European Trade Commissioner Maroš Šefčovič.
14/07/2025
3 min

The European Union is moving further into an era of economic uncertainty. European Trade Commissioner Maros Sefcovic, the EU's chief negotiator with the United States, stated this Monday that the threat of 30% tariffs on European products would eliminate transatlantic trade. Although Brussels maintains that it remains confident of an agreement before the new August 1 deadline, it is also finalizing a second package of trade retaliations in case negotiations fail again. The uncertainty of a possible trade war is already beginning to be felt. Global growth could remain at its lowest level this year since the 2008 financial crisis. The World Bank has revised its forecasts downward, and the trickle of announcements of tariff increases coming from Washington increases uncertainty about an already fragile economic system. Imports from the United States are also beginning to notice a certain slowdown.

The world economic order is undergoing a transformation. But the final outcome of the tariff disputes that have accelerated since Donald Trump's return to the White House will be decisive in the reconfiguration of the international trading system. The US challenge to a multilateral system, with its institutions and rules, tailored to the United States, entails global costs: in terms of hegemony (with China rivaling the US as the dominant power); costs to public goods; and costs to the infrastructure of globalization (whether in financial stability or the security of maritime trade routes).
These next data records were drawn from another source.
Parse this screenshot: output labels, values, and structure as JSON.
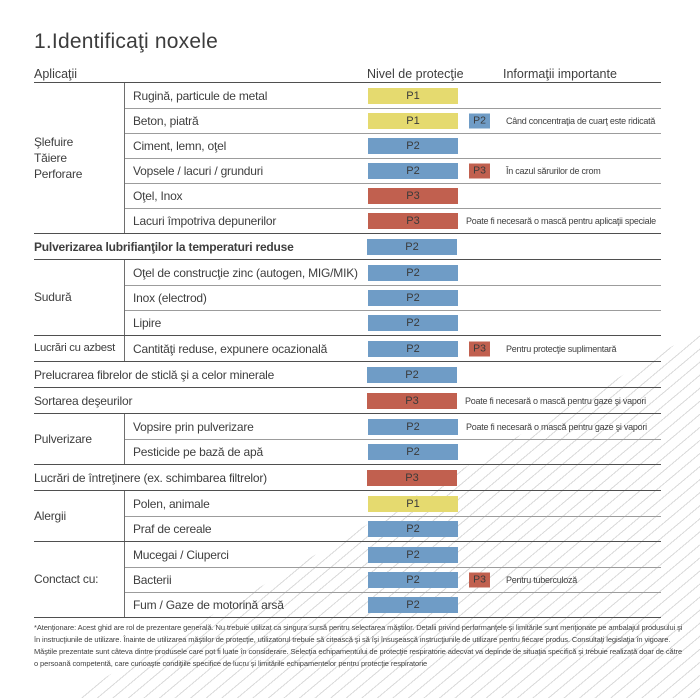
{
  "title": "1.Identificaţi noxele",
  "columns": {
    "applications": "Aplicaţii",
    "protection": "Nivel de protecţie",
    "info": "Informaţii importante"
  },
  "colors": {
    "p1": "#e5da6f",
    "p2": "#6f9cc6",
    "p3": "#c1604f"
  },
  "sections": [
    {
      "group": "Şlefuire\nTăiere\nPerforare",
      "rows": [
        {
          "label": "Rugină, particule de metal",
          "level": "P1"
        },
        {
          "label": "Beton, piatră",
          "level": "P1",
          "level2": "P2",
          "note": "Când concentraţia de cuarţ este ridicată"
        },
        {
          "label": "Ciment, lemn, oţel",
          "level": "P2"
        },
        {
          "label": "Vopsele / lacuri / grunduri",
          "level": "P2",
          "level2": "P3",
          "note": "În cazul sărurilor de crom"
        },
        {
          "label": "Oţel, Inox",
          "level": "P3"
        },
        {
          "label": "Lacuri împotriva depunerilor",
          "level": "P3",
          "note": "Poate fi necesară o mască pentru aplicaţii speciale"
        }
      ]
    },
    {
      "rows": [
        {
          "label": "Pulverizarea lubrifianţilor la temperaturi reduse",
          "level": "P2"
        }
      ]
    },
    {
      "group": "Sudură",
      "rows": [
        {
          "label": "Oţel de construcţie zinc (autogen, MIG/MIK)",
          "level": "P2"
        },
        {
          "label": "Inox (electrod)",
          "level": "P2"
        },
        {
          "label": "Lipire",
          "level": "P2"
        }
      ]
    },
    {
      "group": "Lucrări cu azbest",
      "rows": [
        {
          "label": "Cantităţi reduse, expunere ocazională",
          "level": "P2",
          "level2": "P3",
          "note": "Pentru protecţie suplimentară"
        }
      ]
    },
    {
      "rows": [
        {
          "label": "Prelucrarea fibrelor de sticlă şi a celor minerale",
          "level": "P2"
        }
      ]
    },
    {
      "rows": [
        {
          "label": "Sortarea deşeurilor",
          "level": "P3",
          "note": "Poate fi necesară o mască pentru gaze şi vapori"
        }
      ]
    },
    {
      "group": "Pulverizare",
      "rows": [
        {
          "label": "Vopsire prin pulverizare",
          "level": "P2",
          "note": "Poate fi necesară o mască pentru gaze şi vapori"
        },
        {
          "label": "Pesticide pe bază de apă",
          "level": "P2"
        }
      ]
    },
    {
      "rows": [
        {
          "label": "Lucrări de întreţinere (ex. schimbarea filtrelor)",
          "level": "P3"
        }
      ]
    },
    {
      "group": "Alergii",
      "rows": [
        {
          "label": "Polen, animale",
          "level": "P1"
        },
        {
          "label": "Praf de cereale",
          "level": "P2"
        }
      ]
    },
    {
      "group": "Conctact cu:",
      "rows": [
        {
          "label": "Mucegai / Ciuperci",
          "level": "P2"
        },
        {
          "label": "Bacterii",
          "level": "P2",
          "level2": "P3",
          "note": "Pentru tuberculoză"
        },
        {
          "label": "Fum / Gaze de motorină arsă",
          "level": "P2"
        }
      ]
    }
  ],
  "footnote": "*Atenţionare: Acest ghid are rol de prezentare generală. Nu trebuie utilizat ca singura sursă pentru selectarea măştilor. Detalii privind performanţele şi limitările sunt menţionate pe ambalajul produsului şi în instrucţiunile de utilizare. Înainte de utilizarea măştilor de protecţie, utilizatorul trebuie să citească şi să îşi însuşească instrucţiunile de utilizare pentru fiecare produs. Consultaţi legislaţia în vigoare. Măştile prezentate sunt câteva dintre produsele care pot fi luate în considerare. Selecţia echipamentului de protecţie respiratorie adecvat va depinde de situaţia specifică şi trebuie realizată doar de către o persoană competentă, care cunoaşte condiţiile specifice de lucru şi limitările echipamentelor pentru protecţie respiratorie"
}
But long before Trump, the system had already entered a crisis. Structures created by Western countries after World War II and before the decolonization processes of the 20th century have ended up becoming a straitjacket incapable of adapting to the international reality of the present. United Nations Secretary-General António Guterres asserted in 2022 that "the world is paralyzed by a colossal global dysfunction" and that a new Bretton Woods is needed, where countries agree on a new international financial architecture that reflects current economic realities and power relations. The global financial architecture has become "obsolete, dysfunctional, and unfair, incapable of adapting to the multipolarity of the 21st century," Guterres acknowledged. And all this is happening with the United States globally weaker and China exercising global hegemony and favoring its own alternative institutionalization.

The confrontation between Beijing and Washington is at the heart of the trade war. The trend, shared by Democrats and Republicans and now accelerated by Trump, of decoupling between the two major global powers accentuates the risk of turning up the volume on global disruption. The geopolitical impact of tariffs is already being felt in Asia. Japan, South Korea, and Vietnam—countries feeling the sting of China's regional assertiveness—are now penalized in their trade relations with the United States.
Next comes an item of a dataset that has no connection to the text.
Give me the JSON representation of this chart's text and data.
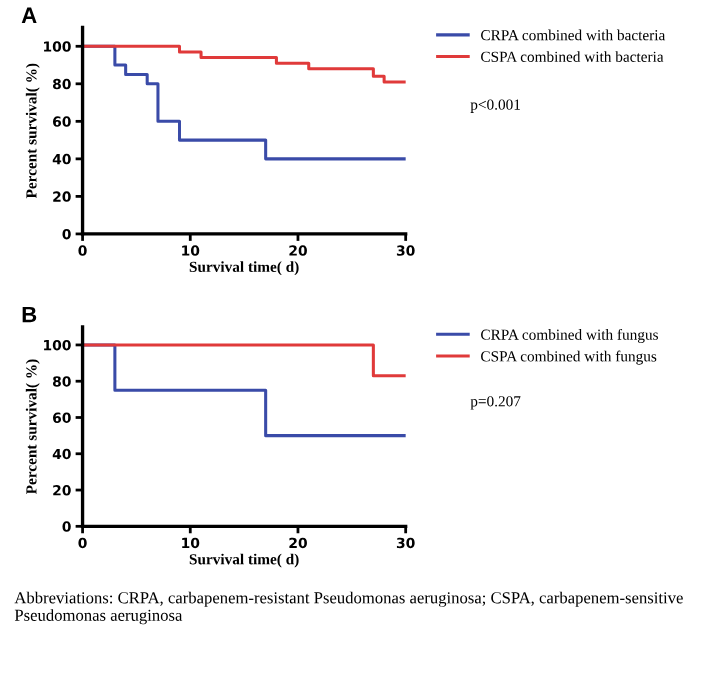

The Global South, for its part, has no interest in getting caught up in a bilateral war between the United States and China. And the EU has been left without its traditional ally. Europe can only survive within a multilateral framework of functioning rules, but the weight of distrust between major powers has become a key factor in global geoeconomic relations.
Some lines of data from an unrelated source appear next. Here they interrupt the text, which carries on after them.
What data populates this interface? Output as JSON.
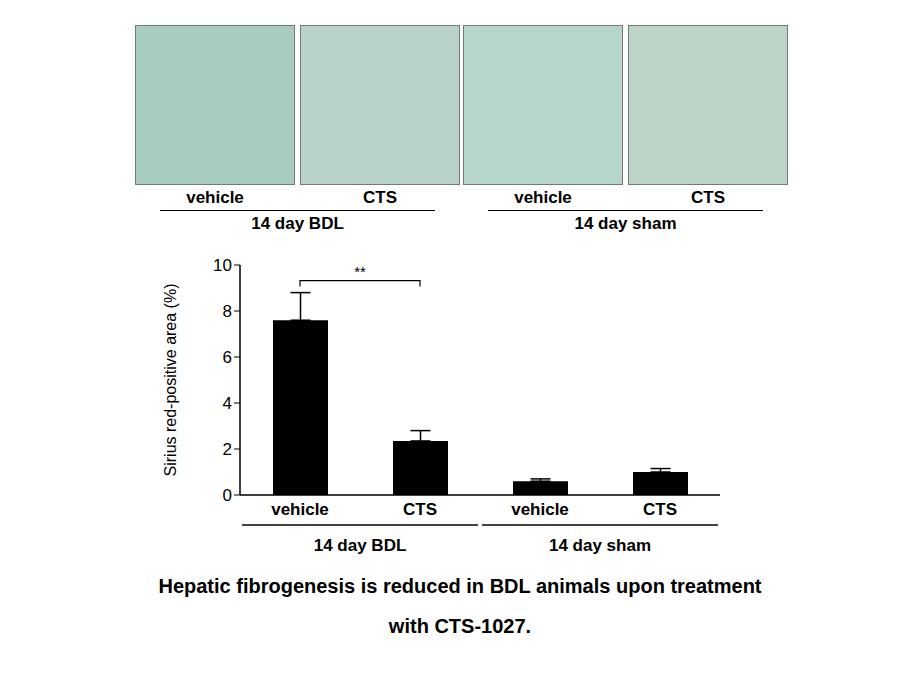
{
  "chart_data": {
    "type": "bar",
    "categories": [
      "vehicle",
      "CTS",
      "vehicle",
      "CTS"
    ],
    "values": [
      7.6,
      2.35,
      0.6,
      1.0
    ],
    "errors": [
      1.2,
      0.45,
      0.1,
      0.15
    ],
    "color": "#000000",
    "y_label": "Sirius red-positive area (%)",
    "ylim": [
      0,
      10
    ],
    "yticks": [
      0,
      2,
      4,
      6,
      8,
      10
    ],
    "grid": false,
    "groups": [
      {
        "label": "14 day BDL",
        "from": 0,
        "to": 1
      },
      {
        "label": "14 day sham",
        "from": 2,
        "to": 3
      }
    ],
    "annotations": [
      {
        "text": "**",
        "from": 0,
        "to": 1
      }
    ],
    "caption": "Hepatic fibrogenesis is reduced in BDL animals upon treatment with CTS-1027."
  },
  "histology": {
    "groups": [
      {
        "label": "14 day BDL",
        "panels": [
          "vehicle",
          "CTS"
        ]
      },
      {
        "label": "14 day sham",
        "panels": [
          "vehicle",
          "CTS"
        ]
      }
    ]
  }
}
The sense of uncertainty—pending the volatility emanating from the Oval Office—pervades everything. The United States remains the world's largest economy, accounting for 26% of global GDP in market value. But according to calculations published by Creon Butler, a Chatham House expert, approximately 80% of global trade no longer directly affects the United States, and most of it continues to be conducted under the rules of the World Trade Organization. We are witnessing a shift in dominance in global trade and investment; a transformation in the interdependencies between countries. Despite all these uncertainties and the dysfunctionality of the system, globalization has not stopped but is being reconfigured. Direct trade flows between the United States and China and between the European Union and Russia have declined, while investment in the Global South is growing. There is a diversification of alliances. Supply chains are shortening and reorienting toward geopolitically closer trading partners. The world is looking for reliable alternatives to uncertainty.